Desde el “no era penal”, a los mexicanos nada nos había unido tanto como la animadversión hacia Donald Trump, y así debemos permanecer: unidos.

Por eso, se equivocan quienes quieren boicotear a las empresas extranjeras en México, pues hacerlo, afectaría a millones de mexicanos que viven de ellas. Debemos estar unidos y no afectarnos a nosotros mismos. Boicoteemos a quienes nos piensen dar la espalda, no a quienes nos han dado empleo. Consumamos lo hecho en México, sí, pero no discriminemos a empresas extranjeras que han confiado en nuestro país. Por el contrario, necesitaremos más de esas, pero ahora provenientes de todo el mundo.

Para bien o para mal, ante las amenazas y acciones del nuevo presidente de Estados Unidos, a quien le toca defendernos es a Enrique Peña Nieto, nuestro presidente, y con él, debemos de cerrar filas. No por él, por nosotros.
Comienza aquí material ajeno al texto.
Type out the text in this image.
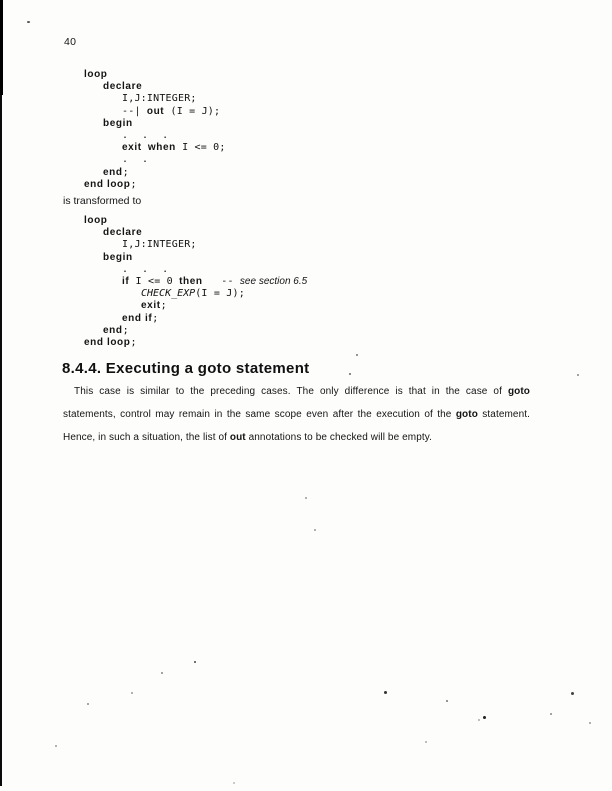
40
loop
declare
I,J:INTEGER;
--| out (I = J);
begin
. . .
exit when I <= 0;
. .
end;
end loop;
is transformed to
loop
declare
I,J:INTEGER;
begin
. . .
if I <= 0 then   -- see section 6.5
CHECK_EXP(I = J);
exit;
end if;
end;
end loop;
8.4.4. Executing a goto statement
This case is similar to the preceding cases. The only difference is that in the case of goto
statements, control may remain in the same scope even after the execution of the goto statement.
Hence, in such a situation, the list of out annotations to be checked will be empty.
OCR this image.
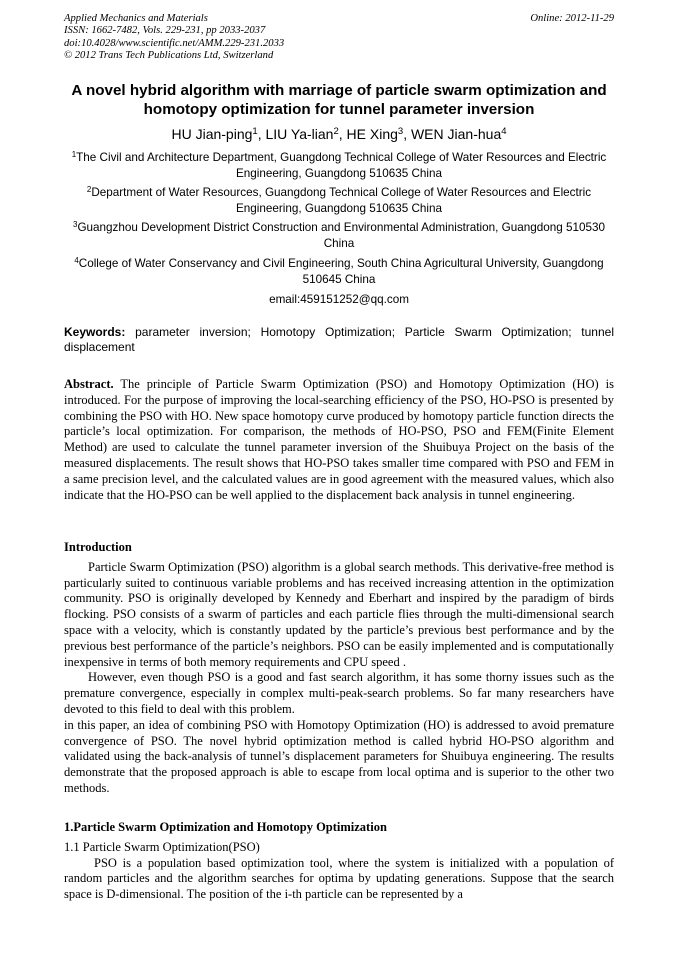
Applied Mechanics and Materials
ISSN: 1662-7482, Vols. 229-231, pp 2033-2037
doi:10.4028/www.scientific.net/AMM.229-231.2033
© 2012 Trans Tech Publications Ltd, Switzerland
Online: 2012-11-29
A novel hybrid algorithm with marriage of particle swarm optimization and homotopy optimization for tunnel parameter inversion
HU Jian-ping$^1$, LIU Ya-lian$^2$, HE Xing$^3$, WEN Jian-hua$^4$
$^1$The Civil and Architecture Department, Guangdong Technical College of Water Resources and Electric Engineering, Guangdong 510635 China
$^2$Department of Water Resources, Guangdong Technical College of Water Resources and Electric Engineering, Guangdong 510635 China
$^3$Guangzhou Development District Construction and Environmental Administration, Guangdong 510530 China
$^4$College of Water Conservancy and Civil Engineering, South China Agricultural University, Guangdong 510645 China
email:459151252@qq.com
Keywords: parameter inversion; Homotopy Optimization; Particle Swarm Optimization; tunnel displacement
Abstract. The principle of Particle Swarm Optimization (PSO) and Homotopy Optimization (HO) is introduced. For the purpose of improving the local-searching efficiency of the PSO, HO-PSO is presented by combining the PSO with HO. New space homotopy curve produced by homotopy particle function directs the particle’s local optimization. For comparison, the methods of HO-PSO, PSO and FEM(Finite Element Method) are used to calculate the tunnel parameter inversion of the Shuibuya Project on the basis of the measured displacements. The result shows that HO-PSO takes smaller time compared with PSO and FEM in a same precision level, and the calculated values are in good agreement with the measured values, which also indicate that the HO-PSO can be well applied to the displacement back analysis in tunnel engineering.
Introduction

Particle Swarm Optimization (PSO) algorithm is a global search methods. This derivative-free method is particularly suited to continuous variable problems and has received increasing attention in the optimization community. PSO is originally developed by Kennedy and Eberhart and inspired by the paradigm of birds flocking. PSO consists of a swarm of particles and each particle flies through the multi-dimensional search space with a velocity, which is constantly updated by the particle’s previous best performance and by the previous best performance of the particle’s neighbors. PSO can be easily implemented and is computationally inexpensive in terms of both memory requirements and CPU speed .

However, even though PSO is a good and fast search algorithm, it has some thorny issues such as the premature convergence, especially in complex multi-peak-search problems. So far many researchers have devoted to this field to deal with this problem.

in this paper, an idea of combining PSO with Homotopy Optimization (HO) is addressed to avoid premature convergence of PSO. The novel hybrid optimization method is called hybrid HO-PSO algorithm and validated using the back-analysis of tunnel’s displacement parameters for Shuibuya engineering. The results demonstrate that the proposed approach is able to escape from local optima and is superior to the other two methods.

1.Particle Swarm Optimization and Homotopy Optimization

1.1 Particle Swarm Optimization(PSO)

PSO is a population based optimization tool, where the system is initialized with a population of random particles and the algorithm searches for optima by updating generations. Suppose that the search space is D-dimensional. The position of the i-th particle can be represented by a
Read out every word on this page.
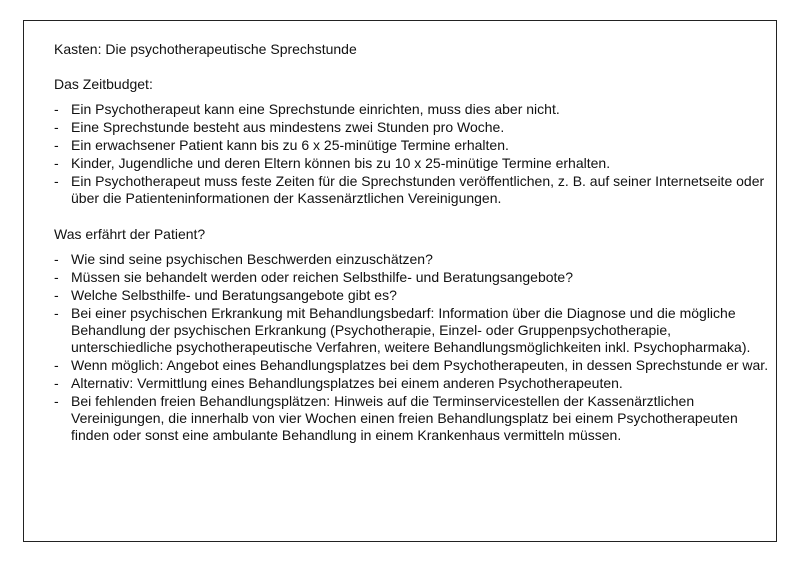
Kasten: Die psychotherapeutische Sprechstunde
Das Zeitbudget:
- Ein Psychotherapeut kann eine Sprechstunde einrichten, muss dies aber nicht.
- Eine Sprechstunde besteht aus mindestens zwei Stunden pro Woche.
- Ein erwachsener Patient kann bis zu 6 x 25-minütige Termine erhalten.
- Kinder, Jugendliche und deren Eltern können bis zu 10 x 25-minütige Termine erhalten.
- Ein Psychotherapeut muss feste Zeiten für die Sprechstunden veröffentlichen, z. B. auf seiner Internetseite oder über die Patienteninformationen der Kassenärztlichen Vereinigungen.
Was erfährt der Patient?
- Wie sind seine psychischen Beschwerden einzuschätzen?
- Müssen sie behandelt werden oder reichen Selbsthilfe- und Beratungsangebote?
- Welche Selbsthilfe- und Beratungsangebote gibt es?
- Bei einer psychischen Erkrankung mit Behandlungsbedarf: Information über die Diagnose und die mögliche Behandlung der psychischen Erkrankung (Psychotherapie, Einzel- oder Gruppenpsychotherapie, unterschiedliche psychotherapeutische Verfahren, weitere Behandlungsmöglichkeiten inkl. Psychopharmaka).
- Wenn möglich: Angebot eines Behandlungsplatzes bei dem Psychotherapeuten, in dessen Sprechstunde er war.
- Alternativ: Vermittlung eines Behandlungsplatzes bei einem anderen Psychotherapeuten.
- Bei fehlenden freien Behandlungsplätzen: Hinweis auf die Terminservicestellen der Kassenärztlichen Vereinigungen, die innerhalb von vier Wochen einen freien Behandlungsplatz bei einem Psychotherapeuten finden oder sonst eine ambulante Behandlung in einem Krankenhaus vermitteln müssen.
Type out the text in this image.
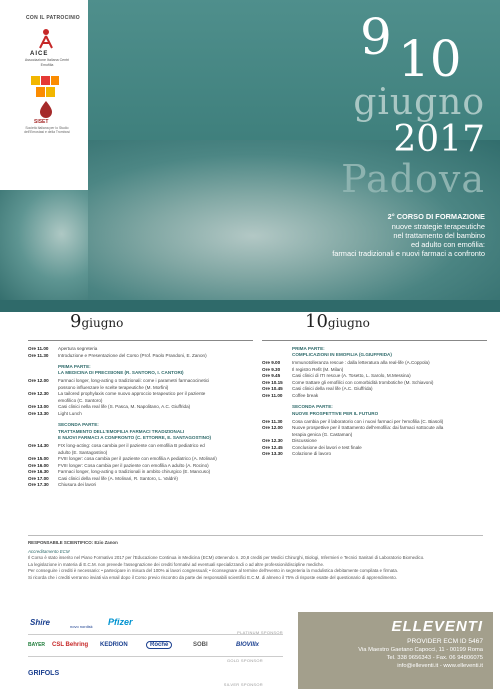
CON IL PATROCINIO
AICE
Associazione Italiana Centri Emofilia
SISET
Società Italiana per lo Studio dell'Emostasi e della Trombosi
9 10
giugno
2017
Padova
2° CORSO DI FORMAZIONE
nuove strategie terapeutiche
nel trattamento del bambino
ed adulto con emofilia:
farmaci tradizionali e nuovi farmaci a confronto
9giugno	10giugno
Ore 11.00	Apertura segreteria
Ore 11.30	Introduzione e Presentazione del Corso (Prof. Paolo Prandoni, E. Zanon)
PRIMA PARTE:
LA MEDICINA DI PRECISIONE (R. SANTORO, I. CANTORI)
Ore 12.00	Farmaci longer, long-acting o tradizionali: come i parametri farmacocinetici
possono influenzare le scelte terapeutiche (M. Morfini)
Ore 12.30	La tailored prophylaxis come nuovo approccio terapeutico per il paziente
emofilico (C. Santoro)
Ore 13.00	Casi clinici nella real life (S. Pasca, M. Napolitano, A.C. Giuffrida)
Ore 13.30	Light Lunch
SECONDA PARTE:
TRATTAMENTO DELL'EMOFILIA FARMACI TRADIZIONALI
E NUOVI FARMACI A CONFRONTO (C. ETTORRE, E. SANTAGOSTINO)
Ore 14.30	FIX long-acting: cosa cambia per il paziente con emofilia B pediatrico ed
adulto (E. Santagostino)
Ore 15.00	FVIII longer: cosa cambia per il paziente con emofilia A pediatrico (A. Molinari)
Ore 16.00	FVIII longer: Cosa cambia per il paziente con emofilia A adulto (A. Rocino)
Ore 16.30	Farmaci longer, long-acting o tradizionali in ambito chirurgico (E. Mancuso)
Ore 17.00	Casi clinici della real life (A. Molinari, R. Santoro, L. Valdrè)
Ore 17.30	Chiusura dei lavori
PRIMA PARTE:
COMPLICAZIONI IN EMOFILIA (G.GIUFFRIDA)
Ore 9.00	Immunotolleranza rescue : dalla letteratura alla real-life (A.Coppola)
Ore 9.30	Il registro Refit (M. Milan)
Ore 9.45	Casi clinici di ITI rescue (A. Tosetto, L. Sarolo, M.Messina)
Ore 10.15	Come trattare gli emofilici con comorbidità trombotiche (M. Schiavoni)
Ore 10.45	Casi clinici della real life (A.C. Giuffrida)
Ore 11.00	Coffee break
SECONDA PARTE:
NUOVE PROSPETTIVE PER IL FUTURO
Ore 11.30	Cosa cambia per il laboratorio con i nuovi farmaci per l'emofilia (C. Biasoli)
Ore 12.00	Nuove prospettive per il trattamento dell'emofilia: dai farmaci sottocute alla
terapia genica (G. Castaman)
Ore 12.30	Discussione
Ore 12.45	Conclusione dei lavori e test finale
Ore 13.30	Colazione di lavoro

RESPONSABILE SCIENTIFICO: Ezio Zanon

Accreditamento ECM

Il Corso è stato inserito nel Piano Formativo 2017 per l'Educazione Continua in Medicina (ECM) ottenendo n. 20,8 crediti per Medici Chirurghi, Biologi, Infermieri e Tecnici Sanitari di Laboratorio Biomedico.

La legislazione in materia di E.C.M. non prevede l'assegnazione dei crediti formativi ad eventuali specializzandi o ad altre professioni/discipline mediche.

Per conseguire i crediti è necessario: • partecipare in misura del 100% ai lavori congressuali; • riconsegnare al termine dell'evento in segreteria la modulistica debitamente compilata e firmata.

Si ricorda che i crediti verranno inviati via email dopo il Corso previo riscontro da parte dei responsabili scientifici E.C.M. di almeno il 75% di risposte esatte del questionario di apprendimento.

Shire	novo nordisk Pfizer
PLATINUM SPONSOR
BAYER CSL Behring KEDRION	Roche	SOBI	BIOVIIIx
GOLD SPONSOR
GRIFOLS
SILVER SPONSOR
ELLEVENTI
PROVIDER ECM ID 5467
Via Maestro Gaetano Capocci, 11 - 00199 Roma
Tel. 338 9656343 - Fax. 06 94806075
info@elleventi.it - www.elleventi.it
Hasta el día de ayer, el gobierno mexicano había tenido como respuesta a las constantes amenazas e insultos de Trump, la inacción y el temor. Ya no tuvo opción. El presidente dio el miércoles (25/01/2017) el mensaje más contundente hasta ahora, y no deberá echar marcha atrás. Ya no estamos para pedir clemencia o reconsideraciones al presidente Trump. Ya no estamos para hacerle ver lo buenos vecinos que hemos sido o lo importante que somos para su economía. Llegó el momento de defininiciones y de respuestas:

  • ¿Qué quiere México con el Tratado de Libre Comercio de América del Norte? ¿Qué va a hacer si no lo consigue?
  • ¿Qué acciones realizará México para evitar la construcción del muro?
  • ¿Qué acciones concretas realizará el gobierno para proteger a los mexicanos que están legal e ilegalmente en los Estados Unidos?
  • ¿Con qué acciones en cuanto a seguridad y cooperación responderá México a E.E.U.U?
  • ¿Cuál es la posición del gobierno mexicano respecto a los casi dos millones de estadounidenses que viven en México?

Respaldemos al presidente, pero empujémoslo para que sea el primero en dar la cara y defendernos. Apoyémoslo pero cuidemos que no nos traicione. La vida le ha puesto una oportunidad de reivindicarse un poco con este pueblo al que tanto daño ha hecho. Por cierto, no nos olvidemos del gasolinazo y hagamos que él tampoco lo olvide.